The resulting grain evident in a negative is predominantly down to
a) the emulsion choice itself (some are inherently more grainy that others - and the higher the ISO, the higher the grain will be evident no matter how well developed))
b) the development process - the choice of developer used, the temperatures used during the development process itself.
Can the grain be rectified?
Possibly by scanning the neg and then running the digitised image through some post-production noise-reduction software. The grain itself in the film cannot be reduced.
Have you got any examples? Is it noticeable in the print or just a scan? What type of film is it, could be poor quality film. I used a 200 film and it looked grainy. I have also used a 400 film of different make and that was very good, no visible noise really. So maybe just depends on type of film.
Could be underexposure.
Could be poor quality film.
Could be poor quality (i.e. cheap) processing.
Film is generally machine processed, so it could be operator error too.

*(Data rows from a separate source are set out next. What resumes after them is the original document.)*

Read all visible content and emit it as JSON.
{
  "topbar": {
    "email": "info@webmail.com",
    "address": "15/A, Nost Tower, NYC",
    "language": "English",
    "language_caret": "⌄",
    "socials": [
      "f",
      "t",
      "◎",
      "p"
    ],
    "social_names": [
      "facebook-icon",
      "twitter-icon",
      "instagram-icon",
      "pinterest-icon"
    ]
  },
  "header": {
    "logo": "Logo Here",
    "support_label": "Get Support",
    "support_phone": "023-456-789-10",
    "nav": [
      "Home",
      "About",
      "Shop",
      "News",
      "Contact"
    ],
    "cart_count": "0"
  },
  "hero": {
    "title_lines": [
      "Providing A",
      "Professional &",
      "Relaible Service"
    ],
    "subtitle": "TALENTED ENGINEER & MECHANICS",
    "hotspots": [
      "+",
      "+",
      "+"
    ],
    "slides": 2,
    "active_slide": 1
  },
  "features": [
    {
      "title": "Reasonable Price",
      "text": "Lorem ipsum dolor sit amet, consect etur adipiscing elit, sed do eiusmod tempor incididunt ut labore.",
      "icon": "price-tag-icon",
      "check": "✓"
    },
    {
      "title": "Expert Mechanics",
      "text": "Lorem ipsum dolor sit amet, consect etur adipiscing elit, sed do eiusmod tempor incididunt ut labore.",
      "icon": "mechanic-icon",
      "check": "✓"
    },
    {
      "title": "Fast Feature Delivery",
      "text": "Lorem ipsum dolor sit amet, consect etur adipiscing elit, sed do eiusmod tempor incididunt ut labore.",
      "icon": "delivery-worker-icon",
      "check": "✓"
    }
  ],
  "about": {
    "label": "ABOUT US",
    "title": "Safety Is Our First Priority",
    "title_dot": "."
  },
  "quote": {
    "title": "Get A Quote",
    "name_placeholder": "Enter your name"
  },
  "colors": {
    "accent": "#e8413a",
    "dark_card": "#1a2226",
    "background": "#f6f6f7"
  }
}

Negative (print) film is, I believe, grainier than positive (slide) film. Could be wrong about this, though!
My own experience would suggest that you should be fairly grainless up to around 400 ISO, with more and more grain visible as you go to faster (i.e. more sensitive to light) films.

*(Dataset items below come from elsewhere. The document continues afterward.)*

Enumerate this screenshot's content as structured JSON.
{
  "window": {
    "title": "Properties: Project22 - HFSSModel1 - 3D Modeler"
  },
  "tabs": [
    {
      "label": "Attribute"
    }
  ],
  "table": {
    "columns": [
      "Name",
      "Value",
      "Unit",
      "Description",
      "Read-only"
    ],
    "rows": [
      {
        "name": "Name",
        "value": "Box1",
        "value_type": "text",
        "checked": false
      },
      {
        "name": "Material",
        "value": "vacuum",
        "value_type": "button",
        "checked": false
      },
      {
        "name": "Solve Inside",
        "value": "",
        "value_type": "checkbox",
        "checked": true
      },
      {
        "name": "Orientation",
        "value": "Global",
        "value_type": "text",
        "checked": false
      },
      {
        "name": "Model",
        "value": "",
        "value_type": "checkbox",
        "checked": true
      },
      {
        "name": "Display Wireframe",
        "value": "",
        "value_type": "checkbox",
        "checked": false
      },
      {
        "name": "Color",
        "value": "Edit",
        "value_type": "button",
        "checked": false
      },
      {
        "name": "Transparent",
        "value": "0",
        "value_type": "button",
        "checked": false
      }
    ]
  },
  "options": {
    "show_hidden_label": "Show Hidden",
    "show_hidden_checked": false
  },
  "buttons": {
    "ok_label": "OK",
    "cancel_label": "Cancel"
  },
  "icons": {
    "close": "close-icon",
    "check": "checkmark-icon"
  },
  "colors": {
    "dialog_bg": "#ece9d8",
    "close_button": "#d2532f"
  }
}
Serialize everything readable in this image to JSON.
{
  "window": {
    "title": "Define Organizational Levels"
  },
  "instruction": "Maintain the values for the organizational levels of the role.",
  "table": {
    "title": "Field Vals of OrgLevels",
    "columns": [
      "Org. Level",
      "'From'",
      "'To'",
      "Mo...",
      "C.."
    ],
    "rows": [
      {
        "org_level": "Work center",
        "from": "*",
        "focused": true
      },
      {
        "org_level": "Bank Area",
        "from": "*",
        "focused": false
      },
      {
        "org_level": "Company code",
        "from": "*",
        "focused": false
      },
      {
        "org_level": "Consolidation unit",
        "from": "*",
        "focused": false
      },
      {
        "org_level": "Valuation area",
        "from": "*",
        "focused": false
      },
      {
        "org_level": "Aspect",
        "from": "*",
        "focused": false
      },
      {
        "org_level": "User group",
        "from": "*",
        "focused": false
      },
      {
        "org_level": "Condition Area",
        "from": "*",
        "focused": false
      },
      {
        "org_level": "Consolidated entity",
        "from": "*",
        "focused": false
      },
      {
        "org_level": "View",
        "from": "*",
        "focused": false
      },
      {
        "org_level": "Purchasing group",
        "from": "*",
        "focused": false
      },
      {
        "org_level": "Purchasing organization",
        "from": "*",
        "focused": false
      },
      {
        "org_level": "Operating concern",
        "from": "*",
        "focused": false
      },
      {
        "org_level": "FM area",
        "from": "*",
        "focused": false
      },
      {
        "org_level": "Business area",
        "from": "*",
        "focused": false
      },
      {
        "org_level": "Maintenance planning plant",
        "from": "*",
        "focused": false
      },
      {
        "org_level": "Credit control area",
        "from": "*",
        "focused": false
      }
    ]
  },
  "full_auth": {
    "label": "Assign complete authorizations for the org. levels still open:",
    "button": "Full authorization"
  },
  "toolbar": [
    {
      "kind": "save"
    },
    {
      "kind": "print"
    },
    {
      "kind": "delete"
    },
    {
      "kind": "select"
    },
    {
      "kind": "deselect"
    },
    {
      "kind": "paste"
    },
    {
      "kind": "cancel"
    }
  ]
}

As Mike says, you can't really alter the grain size. For greater sensitivity to light large grains in the film emulsion were used, and some photographer used this creatively as a feature of their images.
For finer grained images most people would use a very slow film - less than 100 ISO. This, of course, means that your shutter speeds will be reduced leading to having to the use a tripod if you want to maximise the quality available from your fine-grained film.

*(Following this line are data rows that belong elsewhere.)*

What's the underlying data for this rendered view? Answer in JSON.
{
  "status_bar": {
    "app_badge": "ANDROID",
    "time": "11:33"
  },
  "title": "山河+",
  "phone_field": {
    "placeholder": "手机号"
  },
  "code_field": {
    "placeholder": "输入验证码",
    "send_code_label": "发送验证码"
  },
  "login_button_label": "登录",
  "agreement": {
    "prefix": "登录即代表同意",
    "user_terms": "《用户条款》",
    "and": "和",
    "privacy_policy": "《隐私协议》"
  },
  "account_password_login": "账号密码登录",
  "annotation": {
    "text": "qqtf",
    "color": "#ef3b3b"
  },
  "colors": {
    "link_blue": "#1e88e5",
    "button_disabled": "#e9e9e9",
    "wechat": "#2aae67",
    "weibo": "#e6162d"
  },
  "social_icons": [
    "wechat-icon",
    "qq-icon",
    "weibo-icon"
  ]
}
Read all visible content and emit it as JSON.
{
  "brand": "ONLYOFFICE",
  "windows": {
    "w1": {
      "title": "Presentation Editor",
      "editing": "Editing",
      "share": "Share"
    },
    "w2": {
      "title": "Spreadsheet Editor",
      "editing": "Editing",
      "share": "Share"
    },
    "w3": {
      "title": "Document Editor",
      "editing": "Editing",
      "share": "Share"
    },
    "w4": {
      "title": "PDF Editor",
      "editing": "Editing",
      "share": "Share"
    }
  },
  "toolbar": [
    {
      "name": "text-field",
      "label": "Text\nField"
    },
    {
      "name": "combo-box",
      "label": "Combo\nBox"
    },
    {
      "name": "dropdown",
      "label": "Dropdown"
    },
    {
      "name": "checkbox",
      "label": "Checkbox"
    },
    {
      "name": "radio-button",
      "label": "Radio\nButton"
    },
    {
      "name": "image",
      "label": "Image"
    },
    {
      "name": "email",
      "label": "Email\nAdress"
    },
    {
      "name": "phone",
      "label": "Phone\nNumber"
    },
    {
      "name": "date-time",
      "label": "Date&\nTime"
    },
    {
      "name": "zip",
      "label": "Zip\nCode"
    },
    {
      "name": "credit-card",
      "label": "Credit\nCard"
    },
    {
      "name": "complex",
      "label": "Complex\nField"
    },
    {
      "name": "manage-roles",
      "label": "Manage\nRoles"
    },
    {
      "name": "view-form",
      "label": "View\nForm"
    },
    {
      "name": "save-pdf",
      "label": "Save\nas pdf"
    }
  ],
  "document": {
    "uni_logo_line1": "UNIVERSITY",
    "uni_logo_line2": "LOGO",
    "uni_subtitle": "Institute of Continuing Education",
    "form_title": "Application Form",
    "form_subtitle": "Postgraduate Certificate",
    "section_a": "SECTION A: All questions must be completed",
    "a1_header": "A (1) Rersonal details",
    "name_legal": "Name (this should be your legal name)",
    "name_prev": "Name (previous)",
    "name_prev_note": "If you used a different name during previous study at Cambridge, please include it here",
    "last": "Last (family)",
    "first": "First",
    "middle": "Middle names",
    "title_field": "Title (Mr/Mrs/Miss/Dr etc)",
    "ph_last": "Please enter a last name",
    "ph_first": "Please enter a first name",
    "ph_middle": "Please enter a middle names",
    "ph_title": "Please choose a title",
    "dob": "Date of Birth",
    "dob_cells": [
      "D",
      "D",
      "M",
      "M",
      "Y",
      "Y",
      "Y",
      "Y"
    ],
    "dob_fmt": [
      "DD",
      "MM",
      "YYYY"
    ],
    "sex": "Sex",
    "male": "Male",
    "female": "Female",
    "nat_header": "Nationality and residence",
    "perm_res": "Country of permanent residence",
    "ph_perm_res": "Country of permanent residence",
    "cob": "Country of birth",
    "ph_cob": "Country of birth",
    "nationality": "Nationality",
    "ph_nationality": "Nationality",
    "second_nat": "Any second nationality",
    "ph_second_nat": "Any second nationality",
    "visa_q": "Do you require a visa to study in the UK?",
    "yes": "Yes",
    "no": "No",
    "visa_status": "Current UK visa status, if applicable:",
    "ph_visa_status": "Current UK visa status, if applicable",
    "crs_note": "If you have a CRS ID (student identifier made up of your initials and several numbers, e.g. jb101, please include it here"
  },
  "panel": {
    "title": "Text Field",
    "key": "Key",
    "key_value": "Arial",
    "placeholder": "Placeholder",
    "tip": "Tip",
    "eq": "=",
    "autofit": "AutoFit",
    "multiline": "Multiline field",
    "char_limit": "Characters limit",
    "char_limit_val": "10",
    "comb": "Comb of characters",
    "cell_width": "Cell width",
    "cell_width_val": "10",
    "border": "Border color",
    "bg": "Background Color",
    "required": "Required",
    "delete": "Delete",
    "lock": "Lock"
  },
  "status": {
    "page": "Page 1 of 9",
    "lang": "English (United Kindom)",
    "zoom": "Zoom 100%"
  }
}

I think you can possibly still get slow films. Fujifilm Velvia ISO 50 is a favourite for landscapers and still available I think.
I'd also have recommended Kodachrome 64 but, unfortunately Kodak stopped making it (last year, I think) or Kodachrome 25 ISO which is probably also out of production. For black and white, Ilford made quality film stock, although I haven't shot any for about 40 years!
You may also have forgotten to change your camera's ISO dial to the correct setting for the film you are using, perhaps. Easily done, and would probably have some effect, leading to under- or over-exposure and therefore potentially more grain visible as the processing machine tries to compensate for an improperly exposed film.
I'm quite surprised that you've gone from digital to film, when everyone seems to be going the other way!
With the huge move to digital over the last few years, I think you may find that getting good quality film stock to be increasingly difficult and expensive.
Another issue is that with film you are committed to shooting the whole roll at one film speed, whereas with digital you can change the sensitivity on a frame-by-frame basis - ultimately much less expensive and also having the benefit of enabling more creative choices since you can now alter ISO, aperture and shutter-speed. And, once you get your head around "all the technology," you have much greater creative control over the finished result.
Worth considering, perhaps
I like grain, especially with Fuji Neopan 400, but if you really want grain free images, try this - Efke B&W 25 ISO Also available in ISO 50 flavour
I often use Boots 200 iso or Fuji 400 iso. Most photos are absolutely fine, especially landscapes and buildings; the graininess only happens when I photograph objects at close range or take photos as the lighting is dipping.
[quote]I'm quite surprised that you've gone from digital to film, when everyone seems to be going the other way!
It's not necessarily just about quality or convenience. I've largely gone back to film, after using digital for years before retiring early from the profession. The reason being I happen to enjoy exploring country footpaths, sometimes for a few days at a time, so using a battery free mechanical film camera, is for me, the only realistic option. Also the "wind on one frame at a time" non-motordrive method of shooting, for me is more appropriate for this kind of photography, giving you the space to think about what you're doing.
As for film types. Kodak Ektar 100asa colour neg., for me is becoming my film of choice, replacing my former choice of Provia 100asa transparancy.